22Ainsi, comme Dabry et Régnault, Soulié de Morant voit en la médecine chinoise une tradition immuable. Mais pour les premiers, il s’agissait de conquérir la tradition, tandis que l’intention du second est d’échanger avec la tradition: la science médicale explique la tradition, la tradition enrichit la pratique médicale. La vision de Soulié de Morant se situe à la croisée de la conquête occidentale et de la résistance nationaliste chinoise.

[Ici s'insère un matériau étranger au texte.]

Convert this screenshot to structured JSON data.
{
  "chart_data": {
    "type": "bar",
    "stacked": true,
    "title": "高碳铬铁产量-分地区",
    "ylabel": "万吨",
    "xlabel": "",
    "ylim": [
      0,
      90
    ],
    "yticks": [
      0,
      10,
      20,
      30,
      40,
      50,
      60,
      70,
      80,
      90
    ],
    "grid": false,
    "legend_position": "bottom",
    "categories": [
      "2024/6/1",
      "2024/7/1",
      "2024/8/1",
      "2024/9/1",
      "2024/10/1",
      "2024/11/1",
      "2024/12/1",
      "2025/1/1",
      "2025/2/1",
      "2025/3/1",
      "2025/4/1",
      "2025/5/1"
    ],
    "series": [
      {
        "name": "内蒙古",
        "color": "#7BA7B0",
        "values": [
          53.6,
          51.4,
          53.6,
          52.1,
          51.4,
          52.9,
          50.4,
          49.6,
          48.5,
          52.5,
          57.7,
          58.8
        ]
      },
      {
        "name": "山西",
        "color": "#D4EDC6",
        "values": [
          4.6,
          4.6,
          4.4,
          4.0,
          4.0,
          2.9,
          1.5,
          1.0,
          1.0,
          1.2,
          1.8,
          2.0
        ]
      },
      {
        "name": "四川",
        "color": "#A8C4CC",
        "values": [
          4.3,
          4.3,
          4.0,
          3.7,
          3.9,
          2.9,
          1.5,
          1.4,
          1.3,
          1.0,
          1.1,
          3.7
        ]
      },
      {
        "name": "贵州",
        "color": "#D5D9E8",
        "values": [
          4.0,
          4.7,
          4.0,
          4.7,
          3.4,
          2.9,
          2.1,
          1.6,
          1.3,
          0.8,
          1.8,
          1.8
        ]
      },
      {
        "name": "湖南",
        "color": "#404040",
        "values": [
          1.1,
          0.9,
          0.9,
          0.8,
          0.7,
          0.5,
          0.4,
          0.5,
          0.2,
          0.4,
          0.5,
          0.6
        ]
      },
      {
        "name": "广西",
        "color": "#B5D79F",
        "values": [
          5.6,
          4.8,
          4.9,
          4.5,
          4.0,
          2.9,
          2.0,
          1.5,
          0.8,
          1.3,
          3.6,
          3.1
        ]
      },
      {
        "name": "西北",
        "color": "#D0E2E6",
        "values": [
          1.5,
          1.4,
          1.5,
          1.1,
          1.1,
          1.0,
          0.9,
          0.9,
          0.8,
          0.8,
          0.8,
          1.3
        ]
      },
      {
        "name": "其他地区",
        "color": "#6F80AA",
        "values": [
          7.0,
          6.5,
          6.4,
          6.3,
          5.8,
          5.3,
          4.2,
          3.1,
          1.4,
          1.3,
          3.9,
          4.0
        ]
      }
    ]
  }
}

Elle occupe ainsi une place particulière dans le discours orientaliste, équilibre fragile entre le nostalgisme émergent de ses deux prédécesseurs (Dabry et Régnault) et l’opposition radicale entre traditionalisme et scientisme de la génération de médecins acupuncteurs à venir des années 1960-1970 (représentée par l’opposition entre les Drs Nguyen Van Nghi et Niboyet). Son œuvre marquera l’acupuncture française jusque dans les années 1960.
23Pour « exposer scientifiquement la tradition antique », Soulié de Morant maintenait en équilibre l’opposition entre modernité et tradition. Mais cet équilibre va se rompre. L’idée d’une médecine chinoise traditionnelle s’impose rapidement en trois décennies. En France, les premiers signes apparaissent timidement vers les années 1950. Le grand bouleversement se produit dans les années 1970, pour atteindre son apogée dans les années 1980, avec la labellisation de la « Médecine Traditionnelle Chinoise ». C’est en analysant le contexte politique en Chine et le contexte social en France que nous comprendrons le succès de la Médecine Traditionnelle Chinoise (MTC).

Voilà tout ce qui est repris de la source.